Lianos Georgios D, Vlachos Konstantinos, Zoras Odysseas, Katsios Christos, Cho William C, Roukos Dimitrios H
Centre for Biosystems and Genomic Network Medicine, Ioannina University, Ioannina, Greece.
Department of Surgery, Ioannina University Hospital, Ioannina, Greece.
Onco Targets Ther. 2014 Mar 24;7:491-500. doi: 10.2147/OTT.S34235. eCollection 2014.
Progress in the treatment of cancer over the past decade has been slow. Targeting a mutated gene of an individual patient tumor, tumor-guided agents, and the first draft of the human genome sequence have created an overenthusiasm to achieve personalized medicine. However, we now know that this effort is misleading. Extreme interpatient and intratumor heterogeneity, scarce knowledge in how genome-wide mutational landscape and epigenetic changes affect transcriptional processes, gene expression, signaling transduction networks and cell regulation, and clinical assessment of temporary efficacy of targeted drugs explain the limitations of these currently available agents. Trastuzumab and a few other monoclonal antibodies or small-molecule tyrosine kinase inhibitors (TKIs) represent an exception to this rule. By blocking ligand-binding receptor in patients with human epidermal growth factor receptor 2 (HER2) amplification and overexpression, trastuzumab added to chemotherapy in HER2-positive patients has been proven to provide significant overall survival benefit in both metastatic and adjuvant settings. Lapatinib, a small-molecule dual inhibitor (TKI) of both HER2 and EGFR (epidermal growth factor receptor) pathways, has an antitumor activity translated into progression-free survival benefit in HER2-positive metastatic patients previously treated with a taxane, an anthracycline, and trastuzumab. Despite these advances, ~25% of patients with HER2-positive breast cancer experience recurrence in the adjuvant setting, while in the metastatic setting, median survival time is 25 months. In this review, we discuss the safety, efficacy, and limitations of the trastuzumab emtansine (T-DM1) conjugate in the treatment of HER2-positive metastatic breast cancer. We also highlight Phase III randomized trials, currently underway, using either the T-DM1 conjugate or various combinations of monoclonal antibodies and TKIs. Moreover, in contrast with all these agents developed on the basis of "central dogma" of simplified reductionist transcription and single gene-phenotype linear relationship, we summarize the emerging, amazing era of next-generation, transcriptional circuitry and intracellular signaling network-based drugs guided by the latest advances in genome science and dynamics of network biology.

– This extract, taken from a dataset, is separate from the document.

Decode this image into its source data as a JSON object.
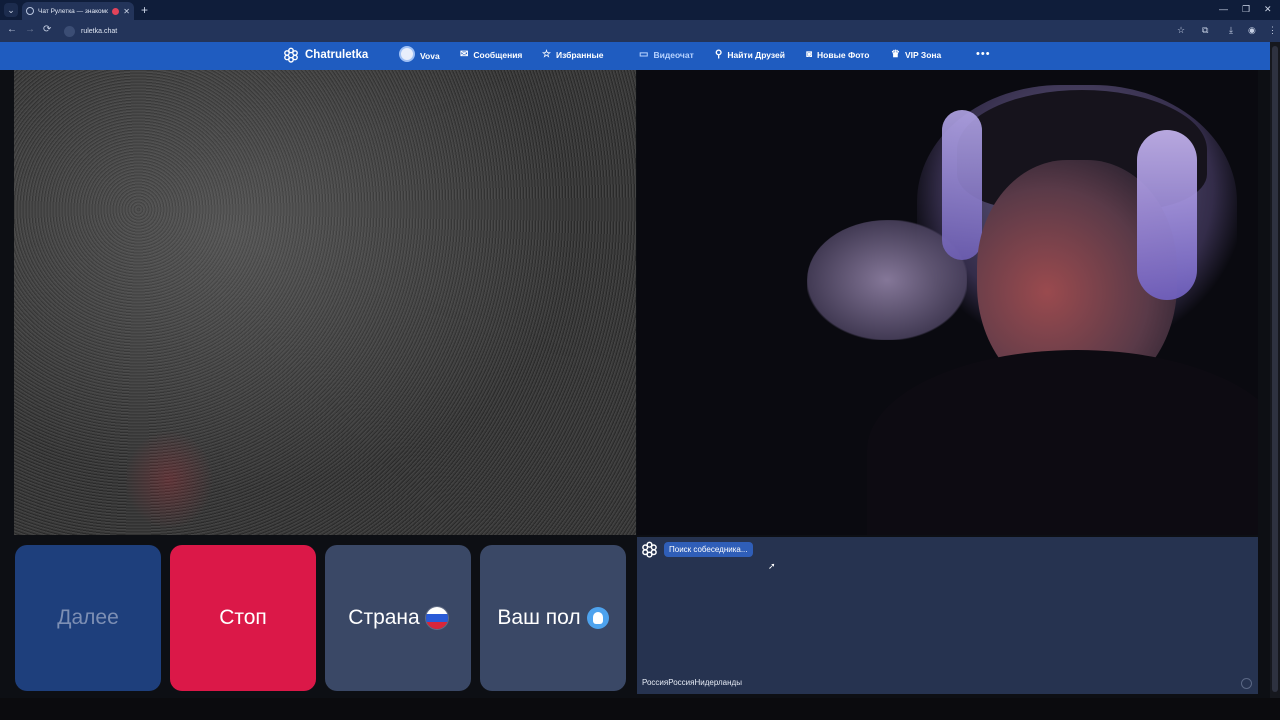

在过去十年中,癌症治疗进展缓慢。针对个体患者肿瘤的突变基因、肿瘤导向药物以及人类基因组序列初稿,催生了人们对实现个性化医疗的过度热情。然而,我们现在知道这种努力具有误导性。患者间和肿瘤内的极端异质性、对全基因组突变格局和表观遗传变化如何影响转录过程、基因表达、信号转导网络和细胞调控的了解匮乏,以及靶向药物临时疗效的临床评估,都解释了这些现有药物的局限性。曲妥珠单抗和其他一些单克隆抗体或小分子酪氨酸激酶抑制剂(TKIs)是这条规则的例外。通过阻断人表皮生长因子受体2(HER2)扩增和过表达患者的配体结合受体,在HER2阳性患者的化疗中添加曲妥珠单抗已被证明在转移性和辅助治疗环境中均能显著提高总生存率。拉帕替尼是一种同时抑制HER2和表皮生长因子受体(EGFR)途径的小分子双抑制剂(TKI),其抗肿瘤活性转化为先前接受过紫杉烷、蒽环类药物和曲妥珠单抗治疗的HER2阳性转移性患者的无进展生存获益。尽管有这些进展,但约25%的HER2阳性乳腺癌患者在辅助治疗环境中会复发,而在转移性环境中,中位生存时间为25个月。在这篇综述中,我们讨论了曲妥珠单抗偶联物ado曲妥珠单抗(T-DM1)治疗HER2阳性转移性乳腺癌的安全性、疗效和局限性。我们还重点介绍了目前正在进行的使用T-DM1偶联物或单克隆抗体与TKIs各种组合的III期随机试验。此外,与所有基于简化还原论转录的“中心法则”和单基因-表型线性关系开发的这些药物形成对比的是,我们总结了基于基因组科学的最新进展和网络生物学动态的下一代、转录回路和细胞内信号网络导向药物的崭新时代。